The review was intended to appear every six months, but it never reached a third number, either because it was not well received by the public, or because a formidable theologian spied heresy lurking in its pages.

It was at this time that the General Assembly was proposing to pass a censure on Hume’s Enquiry concerning the Principles of Morals, and to excommunicate the author. Hume wrote to Allan Ramsay in Rome: “You may tell that reverend gentleman the Pope, that there are men here who rail at him, and yet would be much greater persecutors had they equal power. The last Assembly sat on me. They did not propose to burn me, because they cannot, but they intended to give me over to Satan. My friends prevailed, and my damnation has accordingly been postponed a twelve-month, but next Assembly will surely be upon me.” Lord Kames was also attacked; but Smith seems to have escaped, though his turn was to come later.

The pupil of Hutcheson was also in many ways the philosophical disciple and ally of Hume. Their intercourse during all these years was close and constant. They paid mutual visits, and interchanged many letters, too few of which have been preserved. Hume had been abroad, or at Ninewells, during most of Smith’s stay in Edinburgh, and had only just made Edinburgh his home when Smith obtained the professorship at Glasgow; but, as Mr. Rae notes, before a year was out, Smith’s “dear sir” had ripened into “my dearest friend,” and on these terms the two philosophers remained until death parted them.

We have seen how in the spring of 1759 Charles Townshend was much taken with the Theory of Moral Sentiments, and told Oswald he would put his young ward the Duke of Buccleuch under the author’s care. Hume did not at first believe that Townshend would persevere, or if he did, that he would offer such terms as would tempt Smith from Glasgow. But on this occasion he was in earnest and never relinquished the idea, anxious, it is said, to connect the fleeting fame of a parliamentarian with the lasting renown of a philosopher. Townshend had married the widowed Countess of Dalkeith.
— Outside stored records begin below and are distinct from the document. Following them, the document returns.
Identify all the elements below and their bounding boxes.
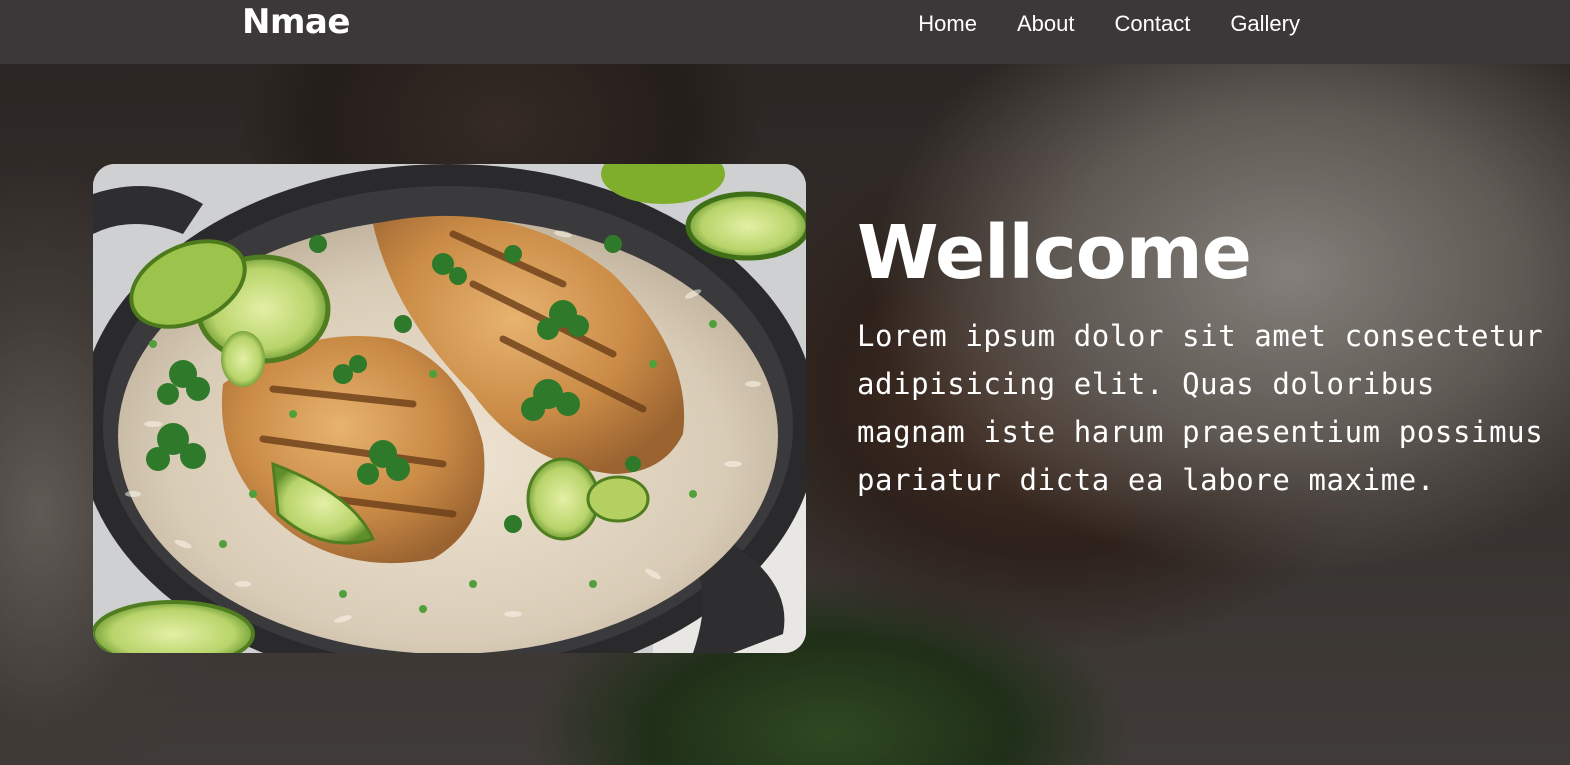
hero-description: Lorem ipsum dolor sit amet consectetur a… — [857, 319, 1544, 497]
nav-link-about[interactable]: About — [1017, 10, 1075, 38]
food-photo — [93, 164, 806, 653]
navbar: Nmae Home About Contact Gallery — [0, 0, 1570, 64]
hero-text: Wellcome Lorem ipsum dolor sit amet cons… — [857, 208, 1547, 504]
nav-links: Home About Contact Gallery — [918, 10, 1300, 38]
hero-title: Wellcome — [857, 210, 1252, 296]
nav-link-home[interactable]: Home — [918, 10, 977, 38]
chicken-rice-skillet-image — [93, 164, 806, 653]
brand-logo[interactable]: Nmae — [242, 2, 350, 42]
hero-section: Wellcome Lorem ipsum dolor sit amet cons… — [0, 64, 1570, 765]
nav-link-contact[interactable]: Contact — [1114, 10, 1190, 38]
nav-link-gallery[interactable]: Gallery — [1230, 10, 1300, 38]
Her eldest son, the Duke of Buccleuch, was then a boy at Eton, under Hallam, father of the historian. The time when his stepson would leave school was still distant, but Townshend had made up his mind to send the boy abroad. In England it was becoming more and more the fashion for the sons of the nobility to travel abroad when they left school, instead of going to one of the universities. It was thought that they returned home much improved by their travels, and with some knowledge of one or two living languages, whereas if they went to Oxford or Cambridge they would learn nothing but idleness and dissipation. Adam Smith himself afterwards came to the conclusion that foreign travel was no substitute for a sound university training. The schoolboy, he wrote after his continental tour, “commonly returns home more conceited, more unprincipled, more dissipated, and more incapable of any serious application either to study or business, than he could well have become in so short a time had he lived at home.... Nothing but the discredit into which the universities had fallen could ever have brought into repute so very absurd a practice.”[20]